Calma - A retribuição

Hoje em meu culto do Evangelho, ao ler mensagem “A retribuição” (Fonte Viva, Chico/Emmanuel), levei um susto. Se eu estivesse na alfabetização, a professora diria que foi um estalo (a gente chama isso para o exato momento em que a criança olha para o quadro, para a folha e consegue, ao juntar as letras, ler a primeira palavra), ouso dizer, um estalo paradoxal.

A pergunta inicial era: “Pedro disse-lhe: e nós que deixamos tudo e te seguimos, que receberemos?” (Mt. 19:27) Acredito que não foi Pedro e nem eu a única mortal sobre esse planetinha azul que muitas vezes se pegou e pega esperando a retribuição divina ou humana. Penso ser ainda da condição humana, ou melhor, dizendo, do nível evolutivo em que nos encontramos. Pois bem, Emmanuel, como sempre usando a natureza para explicar, mostrou explicações extremamente paradoxais que seriam mais ou menos assim: “a retribuição de seu esforço em amar, evoluir, ser feliz é o servir, enxergar o outro”. Muita calma nessa hora! E eu? 

No Evangelho encontramos: “No seu ponto de partida, o homem só tem instintos; mais avançado e corrompido, só tem sensações; mais instruído e purificado, tem sentimentos; e o amor é o requinte do sentimento”.

Bom, podemos olhar ao nosso redor e observar...  Existem pessoas, parece que muito mais agora, as hedonistas, que transitam entre o instinto e as sensações, e dá-lhes mais sensações. Possuem ou lutam por possuir bens, pessoas, status, poder. Para essas pessoas nada é suficiente. Em seu egoísmo e orgulho jamais assumirão publicamente que têm um imenso buraco negro em seu ser; falta algo e isso as impulsiona a querer cada vez mais ir à busca das mesmas sensações que a materialidade supre momentaneamente. É como droga, sexo, bebida, comida, jogo, poder e todos os vícios de caráter. Matamos e morremos por eles, mas o buraco fica ali denunciando que falta algo...
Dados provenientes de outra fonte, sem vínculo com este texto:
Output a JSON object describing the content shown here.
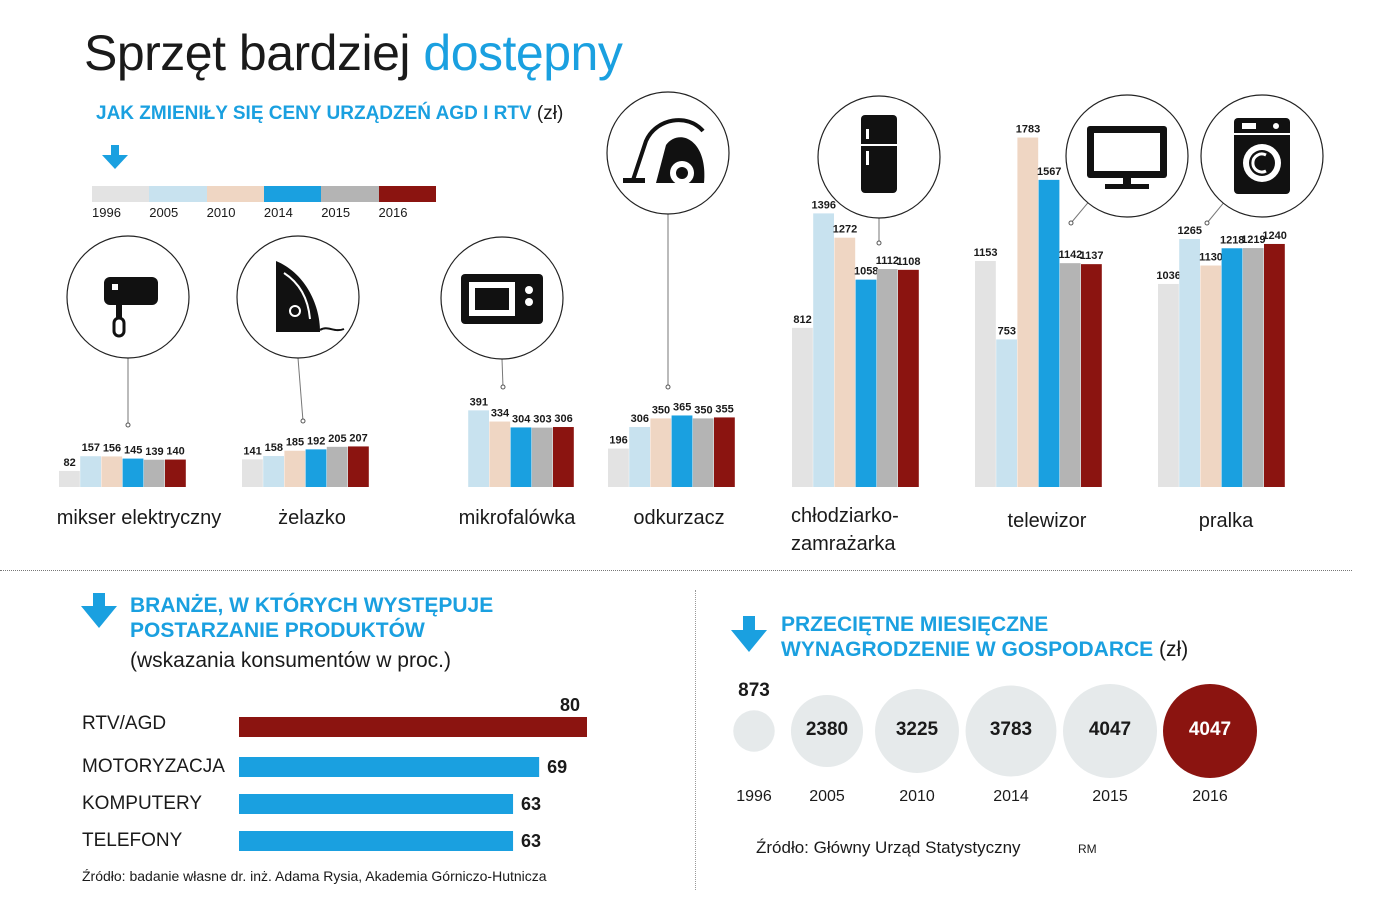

De repente o estalo, já na exaustão do sofrimento e do cansaço, o homem começa a perceber que existe o outro independente dele. Penso que esse olhar começa quando olhamos pela primeira vez um filho, um ser vivente para além de nós e, mesmo ainda sendo egoístas e orgulhosos, sentimos a vontade de proteger; abrimos espaço em nosso centro para esse ser entrar. Começamos a dividir genuinamente. Estamos engatinhando para os sentimentos. É claro que se na natureza as transformações não acontecem aos saltos, conosco não será diferente, ainda lutaremos com unhas e dentes pelas mesmas coisas de antes e nosso amado será a desculpa. Quem já não ouviu a frase: Faço tudo por meus filhos! Morro por ele, ela! Trabalho para dar garantias! E por aí afora?

Nessa fase entre dois mundos, na transição, tudo fica misturado e ainda, sendo seres extremamente egoístas e orgulhosos, queremos que o outro siga as regras de nossa cartilha. Como o outro ainda é extensão do meu ser, não posso permitir que ele construa do jeito que ele quiser e souber sua existência, sua trajetória, sua felicidade. Daí os grandes conflitos entre gerações, pais e filhos, famílias.
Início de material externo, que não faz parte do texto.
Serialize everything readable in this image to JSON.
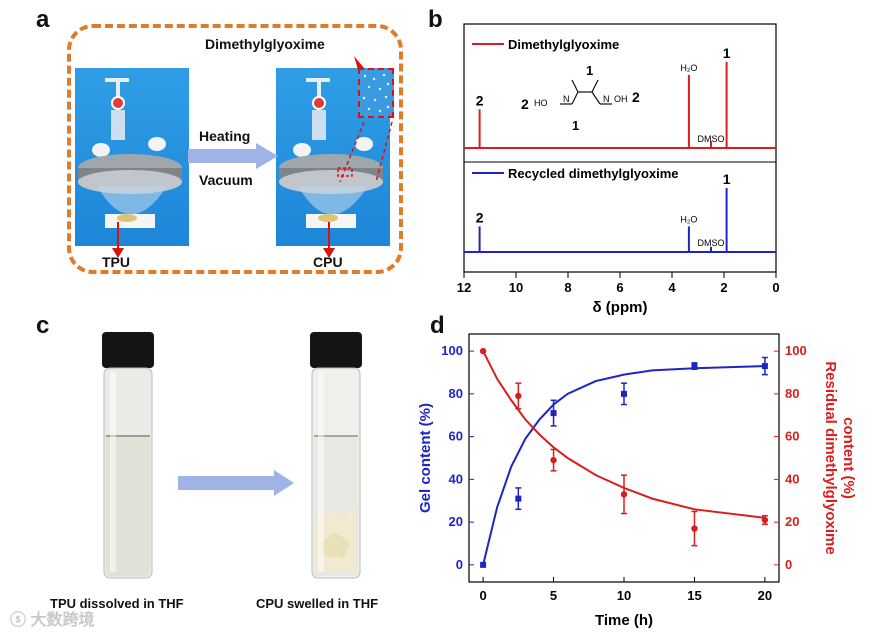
{
  "panel_a": {
    "letter": "a",
    "inset_label": "Dimethylglyoxime",
    "arrow_top": "Heating",
    "arrow_bottom": "Vacuum",
    "left_label": "TPU",
    "right_label": "CPU"
  },
  "panel_b": {
    "letter": "b",
    "legend_top": "Dimethylglyoxime",
    "legend_bottom": "Recycled dimethylglyoxime",
    "structure_labels": {
      "top1": "1",
      "bottom1": "1",
      "left2": "2",
      "right2": "2",
      "ho": "HO",
      "oh": "OH",
      "n_left": "N",
      "n_right": "N"
    },
    "peak_labels": {
      "h2o": "H₂O",
      "dmso": "DMSO",
      "one": "1",
      "two": "2"
    },
    "xlabel": "δ (ppm)",
    "xticks": [
      "12",
      "10",
      "8",
      "6",
      "4",
      "2",
      "0"
    ]
  },
  "panel_c": {
    "letter": "c",
    "left_caption": "TPU dissolved in THF",
    "right_caption": "CPU swelled in THF"
  },
  "panel_d": {
    "letter": "d",
    "xlabel": "Time (h)",
    "ylabel_left": "Gel content (%)",
    "ylabel_right_1": "Residual dimethylglyoxime",
    "ylabel_right_2": "content (%)"
  },
  "watermark": "大数跨境",
  "colors": {
    "blue": "#1f24c4",
    "red": "#d81e1e",
    "orange": "#e07b2a",
    "arrow": "#9fb3e6"
  },
  "chart_data": [
    {
      "type": "line",
      "title": "",
      "xlabel": "δ (ppm)",
      "xlim": [
        12,
        0
      ],
      "xticks": [
        12,
        10,
        8,
        6,
        4,
        2,
        0
      ],
      "series": [
        {
          "name": "Dimethylglyoxime",
          "peaks": [
            {
              "ppm": 11.4,
              "label": "2",
              "height": 0.45
            },
            {
              "ppm": 3.35,
              "label": "H₂O",
              "height": 0.85
            },
            {
              "ppm": 2.5,
              "label": "DMSO",
              "height": 0.08
            },
            {
              "ppm": 1.9,
              "label": "1",
              "height": 1.0
            }
          ]
        },
        {
          "name": "Recycled dimethylglyoxime",
          "peaks": [
            {
              "ppm": 11.4,
              "label": "2",
              "height": 0.4
            },
            {
              "ppm": 3.35,
              "label": "H₂O",
              "height": 0.4
            },
            {
              "ppm": 2.5,
              "label": "DMSO",
              "height": 0.08
            },
            {
              "ppm": 1.9,
              "label": "1",
              "height": 1.0
            }
          ]
        }
      ]
    },
    {
      "type": "scatter",
      "title": "",
      "xlabel": "Time (h)",
      "ylabel": "Gel content (%)",
      "ylabel_right": "Residual dimethylglyoxime content (%)",
      "xlim": [
        -1,
        21
      ],
      "ylim": [
        -8,
        108
      ],
      "xticks": [
        0,
        5,
        10,
        15,
        20
      ],
      "yticks": [
        0,
        20,
        40,
        60,
        80,
        100
      ],
      "series": [
        {
          "name": "Gel content",
          "axis": "left",
          "x": [
            0,
            2.5,
            5,
            10,
            15,
            20
          ],
          "y": [
            0,
            31,
            71,
            80,
            93,
            93
          ],
          "err": [
            0,
            5,
            6,
            5,
            1.5,
            4
          ],
          "fit_x": [
            0,
            1,
            2,
            3,
            4,
            5,
            6,
            8,
            10,
            12,
            15,
            20
          ],
          "fit_y": [
            0,
            27,
            46,
            59,
            68,
            75,
            80,
            86,
            89,
            91,
            92,
            93
          ]
        },
        {
          "name": "Residual dimethylglyoxime",
          "axis": "right",
          "x": [
            0,
            2.5,
            5,
            10,
            15,
            20
          ],
          "y": [
            100,
            79,
            49,
            33,
            17,
            21
          ],
          "err": [
            0,
            6,
            5,
            9,
            8,
            2
          ],
          "fit_x": [
            0,
            1,
            2,
            3,
            4,
            5,
            6,
            8,
            10,
            12,
            15,
            20
          ],
          "fit_y": [
            100,
            87,
            77,
            68,
            61,
            55,
            50,
            42,
            36,
            31,
            26,
            22
          ]
        }
      ]
    }
  ]
}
O mais engraçado, tragicômico, é que antes as cruzadas eram com derramamento de sangue, agora são com derramamento de prisões psicológicas e a coisa se complica com as inversões de papéis quando reencarnamos. Aquele que oprimia passa a ser o opressor... E a confusão não vai ter fim?

“Pedro disse-lhe: e nós que deixamos tudo e te seguimos, que receberemos?” Notemos que Pedro é claro quando diz: “nós que deixamos tudo”. Novamente o estalo! O que de fato eu deixei? O que de fato eu me desapeguei? Qual foi meu esforço para sair de mim? Quando foi que o planetinha azul parou de girar ao meu redor? Quando foi que minha felicidade já não estava atrelada à obrigação do outro fazer-me feliz, servir-me, seguir minhas vontades e desmandos?

O mais surpreendente é que não consigo lembrar-me na literatura espírita, no Evangelho, nas Leis divinas, nenhum exemplo em que a Espiritualidade Maior, Jesus, Deus atrelam sua felicidade, sua evolução, perfeição - no caso de Deus, e responsabilidade a esse insignificante ser que sou.

Vejo, sim, pesar, tristeza, não porque eles não conseguem ser felizes por causa de minha birra, infelicidade, imperfeição, mas porque eles sabem que ainda me debato, parada lá atrás na guerra entre instinto e sensação. Que, como bebê, ainda me arrasto, engatinho, porque arrogante, não seguro nas mãos das leis divinas, para dar o impulso de levantar-me e sair caminhando de mãos dadas com Eles.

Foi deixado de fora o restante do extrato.